Two teams of researchers funded in part by the National MS Society report success in stimulating the repair of nerve-insulating myelin in mouse models of MS. Myelin is a major target of immune attacks in MS, and although these are early results and further work is needed, these findings show some promise for strategies to repair damage and restore function for people with multiple sclerosis.
Background: In MS, myelin, the material that surrounds and protects nerve fibers, is damaged in the brain and spinal cord, and so are the cells that make myelin, called oligodendrocytes. Though the replacement cells that could repair myelin, called oligodendrocyte precursor cells (OPCs), exist in the brain, in MS they cannot adequately repair the damaged myelin.
Stem Cell Study: Lu Chen, PhD, Thomas Lane, PhD (University of California, Irvine) and colleagues report that administering neural precursor cells (nerve stem cells) to mice with MS-like disease reduced inflammation, decreased myelin damage, and increased myelin repair.
The team injected the stem cells into the spinal cord of mice with an MS-like disease induced by a virus. Although the stem cells were rejected by the body, and were not detectable within eight days after transplant, they were effective nevertheless in reducing the disease. Improvements in motor abilities of the treated mice were still apparent after six months.
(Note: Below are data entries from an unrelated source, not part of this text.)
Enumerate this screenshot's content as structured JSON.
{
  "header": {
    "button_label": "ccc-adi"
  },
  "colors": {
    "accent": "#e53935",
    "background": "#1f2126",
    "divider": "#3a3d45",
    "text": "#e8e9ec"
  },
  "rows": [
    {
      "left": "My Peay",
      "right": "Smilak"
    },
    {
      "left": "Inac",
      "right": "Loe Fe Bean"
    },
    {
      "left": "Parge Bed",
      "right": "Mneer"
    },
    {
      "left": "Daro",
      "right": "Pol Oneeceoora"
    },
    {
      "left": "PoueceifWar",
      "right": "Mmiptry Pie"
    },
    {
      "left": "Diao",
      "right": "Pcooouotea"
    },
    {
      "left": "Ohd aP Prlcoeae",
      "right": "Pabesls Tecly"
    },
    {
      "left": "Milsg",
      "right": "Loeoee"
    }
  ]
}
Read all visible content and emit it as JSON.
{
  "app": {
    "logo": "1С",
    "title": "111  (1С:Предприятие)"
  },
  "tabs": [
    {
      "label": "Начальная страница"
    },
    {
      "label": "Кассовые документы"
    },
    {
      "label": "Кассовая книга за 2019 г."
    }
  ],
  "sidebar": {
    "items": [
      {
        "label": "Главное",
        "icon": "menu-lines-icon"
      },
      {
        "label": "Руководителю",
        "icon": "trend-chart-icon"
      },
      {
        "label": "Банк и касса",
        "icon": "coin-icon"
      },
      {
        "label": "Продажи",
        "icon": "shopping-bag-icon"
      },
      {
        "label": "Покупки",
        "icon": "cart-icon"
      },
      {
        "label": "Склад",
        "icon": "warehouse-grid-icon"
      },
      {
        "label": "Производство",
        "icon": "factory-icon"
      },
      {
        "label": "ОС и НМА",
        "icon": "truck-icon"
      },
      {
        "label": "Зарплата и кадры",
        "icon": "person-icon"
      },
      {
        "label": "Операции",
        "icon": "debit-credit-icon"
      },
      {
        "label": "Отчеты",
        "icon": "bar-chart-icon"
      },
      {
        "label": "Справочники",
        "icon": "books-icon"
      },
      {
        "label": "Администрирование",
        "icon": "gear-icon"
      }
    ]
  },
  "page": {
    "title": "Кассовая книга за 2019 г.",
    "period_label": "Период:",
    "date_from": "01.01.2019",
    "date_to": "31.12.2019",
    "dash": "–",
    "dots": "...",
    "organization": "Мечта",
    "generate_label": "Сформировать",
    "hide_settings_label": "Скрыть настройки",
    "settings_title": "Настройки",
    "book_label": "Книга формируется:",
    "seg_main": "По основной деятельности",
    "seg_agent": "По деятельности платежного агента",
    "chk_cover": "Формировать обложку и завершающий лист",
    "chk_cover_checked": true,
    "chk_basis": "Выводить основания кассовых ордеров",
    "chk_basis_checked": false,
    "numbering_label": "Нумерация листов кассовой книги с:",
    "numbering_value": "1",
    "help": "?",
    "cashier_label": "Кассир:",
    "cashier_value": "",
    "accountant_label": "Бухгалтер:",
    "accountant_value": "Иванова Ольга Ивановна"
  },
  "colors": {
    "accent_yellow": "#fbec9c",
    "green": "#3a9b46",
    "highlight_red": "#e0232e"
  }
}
The team noted that improvements went along with an increase in a type of immune cell called “regulatory T cells,” or “Tregs.” To test whether the Tregs contributed to the improvements, they blocked Tregs activity, which reduced the stem cells treatments’ impact.
The team speculates that the stem cells may be stimulating the immune environment in a way that activates mouse OPCs, even though the stem cells themselves do not turn into myelin-making OPCs. They are now investigating this idea further to discover the factors released by the stem cells. Ultimately, this information could contribute to the development of stem cell therapies and even cell-free therapies that stimulate recovery in people with MS.
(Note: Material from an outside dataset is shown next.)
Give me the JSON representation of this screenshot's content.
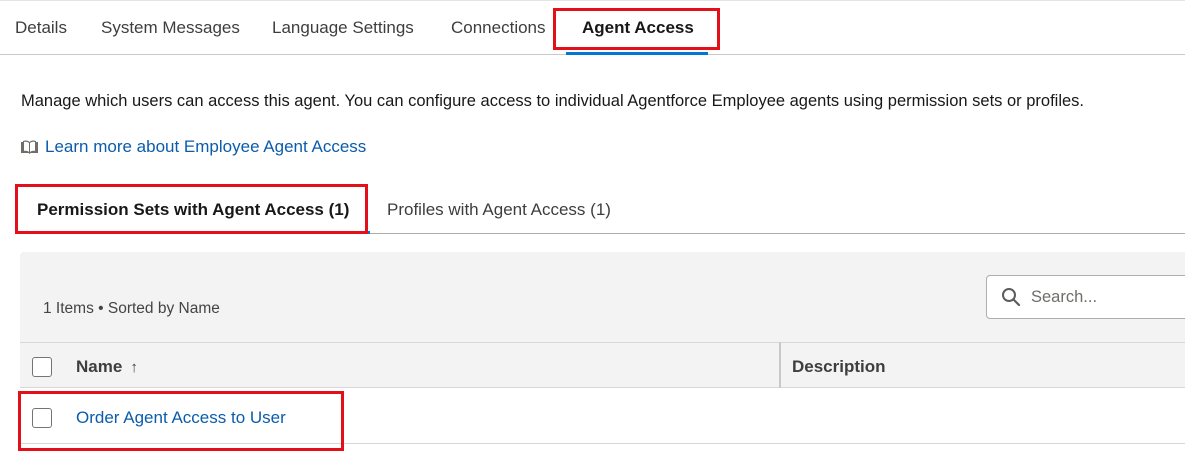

Stimulating Resident Cells: Jessica Williams, PhD, Robyn S. Klein, MD, PhD, and colleagues (Washington University School of Medicine) report that targeting a signaling receptor (docking site) called “CXCR7” on immature oligodendrocytes in mice enhances myelin repair.
Dr. Klein’s team focused on a messenger protein (chemokine) that interacts with the immature OPCs. They studied mice that were given a toxin called cuprizone, which mimics myelin damage that occurs in the brain during MS. Once cuprizone is withdrawn, myelin repair occurs. The team found that CXCR7 activity increased during myelin damage, and then reduced with myelin repair. When the team administered an experimental compound that inhibits CXCR7, the numbers of OPCs, as well as mature oligodendrocytes, increased within myelin-damaged areas. Myelin repair was enhanced.
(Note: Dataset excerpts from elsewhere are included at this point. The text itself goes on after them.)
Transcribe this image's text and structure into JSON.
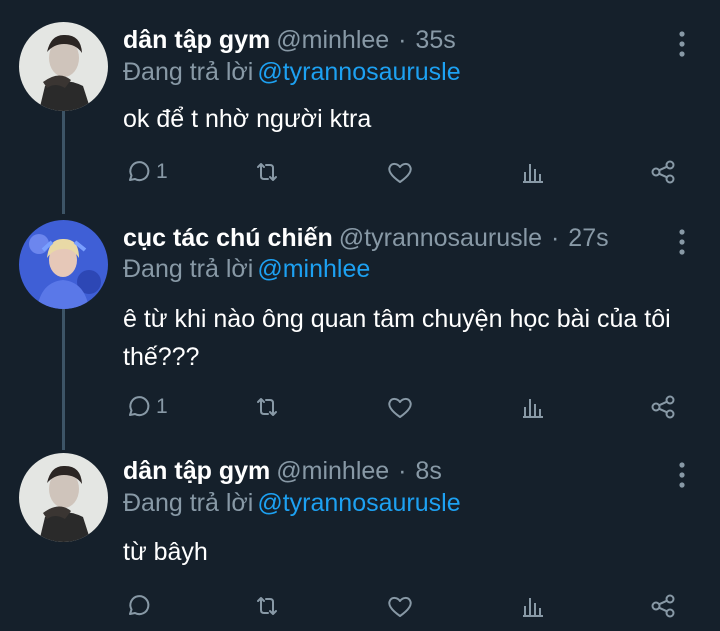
{
  "tweets": [
    {
      "name": "dân tập gym",
      "handle": "@minhlee",
      "separator": "·",
      "time": "35s",
      "reply_prefix": "Đang trả lời",
      "reply_to": "@tyrannosaurusle",
      "text": "ok để t nhờ người ktra",
      "reply_count": "1"
    },
    {
      "name": "cục tác chú chiến",
      "handle": "@tyrannosaurusle",
      "separator": "·",
      "time": "27s",
      "reply_prefix": "Đang trả lời",
      "reply_to": "@minhlee",
      "text": "ê từ khi nào ông quan tâm chuyện học bài của tôi thế???",
      "reply_count": "1"
    },
    {
      "name": "dân tập gym",
      "handle": "@minhlee",
      "separator": "·",
      "time": "8s",
      "reply_prefix": "Đang trả lời",
      "reply_to": "@tyrannosaurusle",
      "text": "từ bâyh",
      "reply_count": ""
    }
  ],
  "colors": {
    "background": "#15202b",
    "secondary_text": "#8899a6",
    "mention": "#1da1f2",
    "thread_line": "#3d5466"
  },
  "icons": [
    "reply-icon",
    "retweet-icon",
    "like-icon",
    "analytics-icon",
    "share-icon",
    "more-icon"
  ]
}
These data suggest that CXCR7 might serve as an important therapeutic target to promote myelin repair. Since these studies were conducted in mice, further research is necessary to ultimately determine whether this approach might be an effective approach for stimulating myelin repair in people with MS.
Conclusion: Achieving success in the Society’s priority area of nervous system repair would provide life-changing advances for people with MS.